Are you sure that the cpm() function is not calculating normalisation factors again? - have you seen the normalized.lib.sizes parameter? I am not an EdgeR user.

2) Eventually I would like to compare the DEGs from this dataset with another dataset that is available with raw counts(thank God!) and I analyzed it using DESeq2. Is it methodologically sound to compare DEGs from the limma-trend pipeline(that is to my understanding is analyzed as if they are microarray data while they are RNA-seq, but not from raw counts) with deseq2 or should I analyze the other dataset of raw counts using limma-voom pipeline?(as this uses a more similar approach to limma-trend I think compared to deseq2??)

Perhaps a meta-analysis of the p-values would be appropriate?

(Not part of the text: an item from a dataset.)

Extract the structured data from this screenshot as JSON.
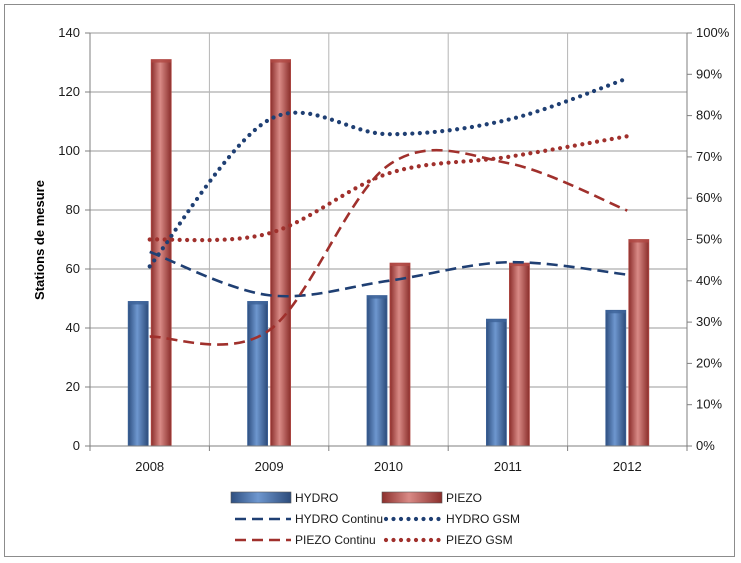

3) Is there a way that I can get raw counts via GEO of this dataset other than contacting the researchers because I really find it tedious and not robust(from what I read in Biocondcuter and here) to analyze already processed data.

Sometimes, the auhours put the raw counts on some other website, like Zenodo or Figshare; however, they are often not available, and it is indeed frustrating. In many cases, you would have to re-process from the FASTQ files, if they are available, or indeed ask the authors directly.